There is at least one argument against the alteration as it stands. The Hill newspaper tells us that “staffers and outside visitors need to adhere to the business attire policy”. This hardly seems fair. If Senator Fetterman can dress like a member of Limp Bizkit then the chap serving him coffee should be allowed to do the same. You didn’t see King Charles III dressing any more informally than those “commoners” invited to his coronation. The bloke was wearing an actual crown.
There will be as many people who find casual dress disrespectful as regard the wearing of sneakers as a gesture of democratic solidarity
It is fair, however, to wonder why democratic legislatures still hang on to these conventions on dress. “Conventions” is the word.
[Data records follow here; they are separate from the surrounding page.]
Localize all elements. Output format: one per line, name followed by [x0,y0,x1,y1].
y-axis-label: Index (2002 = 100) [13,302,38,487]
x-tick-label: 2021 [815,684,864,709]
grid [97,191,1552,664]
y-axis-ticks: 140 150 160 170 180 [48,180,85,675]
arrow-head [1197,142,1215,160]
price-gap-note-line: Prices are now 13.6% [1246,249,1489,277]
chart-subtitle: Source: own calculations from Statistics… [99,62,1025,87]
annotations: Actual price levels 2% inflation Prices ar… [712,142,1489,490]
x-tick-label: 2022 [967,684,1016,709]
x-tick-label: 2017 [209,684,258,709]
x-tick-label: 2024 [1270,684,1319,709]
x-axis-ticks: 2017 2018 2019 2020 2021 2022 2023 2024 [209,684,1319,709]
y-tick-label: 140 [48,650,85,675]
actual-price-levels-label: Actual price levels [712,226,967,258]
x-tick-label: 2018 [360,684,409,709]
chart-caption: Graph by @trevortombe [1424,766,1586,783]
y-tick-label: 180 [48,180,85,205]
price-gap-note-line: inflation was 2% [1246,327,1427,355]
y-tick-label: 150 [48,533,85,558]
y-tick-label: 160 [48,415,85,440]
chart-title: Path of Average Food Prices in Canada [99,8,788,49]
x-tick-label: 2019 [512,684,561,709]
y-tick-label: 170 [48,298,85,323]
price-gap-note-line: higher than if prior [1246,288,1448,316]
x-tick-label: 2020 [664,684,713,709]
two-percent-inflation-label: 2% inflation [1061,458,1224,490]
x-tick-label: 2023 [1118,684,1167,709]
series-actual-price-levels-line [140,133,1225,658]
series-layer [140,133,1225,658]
Most TDs will turn up looking at least as smart as the average solicitor, but there is no formal dress code in Dáil Éireann. Speaking in the wake of the US Senate’s decision, the Independent TD Michael Healy-Rae said his colleagues should show the same level of sartorial respect as they would at a wedding or funeral (as we have seen, not a consistent standard). “I’m not saying you need to be suited and booted, but the least you can do is put on the best of what you have,” he said.
The speaker’s “rules of behaviour” for the UK House of Commons confirm that “there is no exact dress code: usual business dress is suggested as a guide”. The section goes on to state that it is “no longer a requirement for men to wear a tie, but jackets should be worn”.
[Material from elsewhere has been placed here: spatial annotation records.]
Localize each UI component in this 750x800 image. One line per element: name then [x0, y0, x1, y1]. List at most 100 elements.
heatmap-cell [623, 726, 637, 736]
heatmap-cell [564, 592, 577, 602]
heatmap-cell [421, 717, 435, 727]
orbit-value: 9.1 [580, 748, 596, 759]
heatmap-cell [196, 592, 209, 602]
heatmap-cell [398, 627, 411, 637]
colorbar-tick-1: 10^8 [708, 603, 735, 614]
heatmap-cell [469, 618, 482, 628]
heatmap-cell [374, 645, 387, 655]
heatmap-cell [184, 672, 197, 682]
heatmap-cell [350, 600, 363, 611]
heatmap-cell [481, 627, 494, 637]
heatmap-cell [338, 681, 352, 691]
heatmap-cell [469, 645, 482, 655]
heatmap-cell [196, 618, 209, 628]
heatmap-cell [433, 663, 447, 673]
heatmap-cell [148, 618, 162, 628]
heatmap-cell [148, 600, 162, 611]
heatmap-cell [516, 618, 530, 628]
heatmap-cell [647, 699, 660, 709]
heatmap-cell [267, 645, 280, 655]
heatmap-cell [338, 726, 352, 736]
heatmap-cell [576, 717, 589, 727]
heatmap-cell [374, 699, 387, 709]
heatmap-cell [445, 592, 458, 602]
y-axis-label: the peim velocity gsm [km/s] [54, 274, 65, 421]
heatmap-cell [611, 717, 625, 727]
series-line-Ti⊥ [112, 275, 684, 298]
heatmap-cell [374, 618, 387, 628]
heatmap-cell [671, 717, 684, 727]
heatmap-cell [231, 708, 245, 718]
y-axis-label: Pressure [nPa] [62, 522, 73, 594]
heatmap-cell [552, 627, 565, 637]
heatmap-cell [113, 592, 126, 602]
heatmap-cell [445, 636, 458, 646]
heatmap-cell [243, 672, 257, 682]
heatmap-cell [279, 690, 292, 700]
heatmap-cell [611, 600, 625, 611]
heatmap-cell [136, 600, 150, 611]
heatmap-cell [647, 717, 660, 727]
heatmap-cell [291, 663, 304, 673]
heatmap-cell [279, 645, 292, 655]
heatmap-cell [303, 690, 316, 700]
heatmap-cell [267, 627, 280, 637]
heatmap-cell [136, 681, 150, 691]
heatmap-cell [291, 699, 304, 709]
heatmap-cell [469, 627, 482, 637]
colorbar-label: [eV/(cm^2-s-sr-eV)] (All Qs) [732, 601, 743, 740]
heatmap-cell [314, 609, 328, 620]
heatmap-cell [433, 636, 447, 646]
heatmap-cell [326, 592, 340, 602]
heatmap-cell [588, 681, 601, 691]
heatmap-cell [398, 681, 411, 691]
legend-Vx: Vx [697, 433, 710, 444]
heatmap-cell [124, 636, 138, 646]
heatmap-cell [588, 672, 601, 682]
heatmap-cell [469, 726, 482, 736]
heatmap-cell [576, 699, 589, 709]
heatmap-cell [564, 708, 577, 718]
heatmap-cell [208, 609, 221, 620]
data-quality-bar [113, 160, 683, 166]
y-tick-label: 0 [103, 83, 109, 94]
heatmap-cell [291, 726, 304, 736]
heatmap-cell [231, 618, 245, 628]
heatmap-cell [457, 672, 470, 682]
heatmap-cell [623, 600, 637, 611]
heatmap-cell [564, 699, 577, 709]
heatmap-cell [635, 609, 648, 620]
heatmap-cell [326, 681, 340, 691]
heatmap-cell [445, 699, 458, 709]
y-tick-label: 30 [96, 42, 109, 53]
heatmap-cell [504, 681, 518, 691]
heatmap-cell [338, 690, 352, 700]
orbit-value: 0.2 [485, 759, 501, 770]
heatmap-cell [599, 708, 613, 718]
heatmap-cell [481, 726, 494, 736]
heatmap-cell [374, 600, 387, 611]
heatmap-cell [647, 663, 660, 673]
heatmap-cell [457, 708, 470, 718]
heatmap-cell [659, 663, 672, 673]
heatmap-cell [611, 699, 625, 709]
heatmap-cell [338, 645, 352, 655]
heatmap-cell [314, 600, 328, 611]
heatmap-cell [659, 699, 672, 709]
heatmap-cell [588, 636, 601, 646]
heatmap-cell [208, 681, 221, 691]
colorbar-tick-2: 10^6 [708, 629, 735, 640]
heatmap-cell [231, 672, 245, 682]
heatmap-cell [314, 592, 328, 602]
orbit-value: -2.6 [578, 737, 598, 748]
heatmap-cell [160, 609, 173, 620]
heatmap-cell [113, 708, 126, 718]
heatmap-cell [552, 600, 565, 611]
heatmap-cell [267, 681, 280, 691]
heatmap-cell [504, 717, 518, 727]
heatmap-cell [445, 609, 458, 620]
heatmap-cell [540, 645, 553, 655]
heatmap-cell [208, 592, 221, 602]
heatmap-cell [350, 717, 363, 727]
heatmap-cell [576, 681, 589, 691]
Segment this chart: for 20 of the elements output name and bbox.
The counterargument to prevailing mid-level smartness is that politicians should dress like “the people”. Why shouldn’t John Fetterman turn out in the style of a tree surgeon? No doubt he represents the odd arboreal specialist in the Keystone State. Well, there will be as many people who find casual dress disrespectful as regard the wearing of sneakers as a gesture of democratic solidarity. If you turn up to the European Parliament looking like a Hawkwind roadie, you’re making some kind of statement. A consistent dress regulation for men – let’s not start on the abuse female MPs get over their clothes – does at least diminish the possibility of issuing an unspoken sentiment when you’re finished with the morning’s wardrobe. But, yes, there is still something of a class statement to the lounge suit. What we need to do is put them all in unisex uniforms. Decorative kepis. Crisp tunics. Patent-leather boots. Okay, maybe not. That does suggest the costuming in some dystopian fantasy. But it’s a starting point. Right?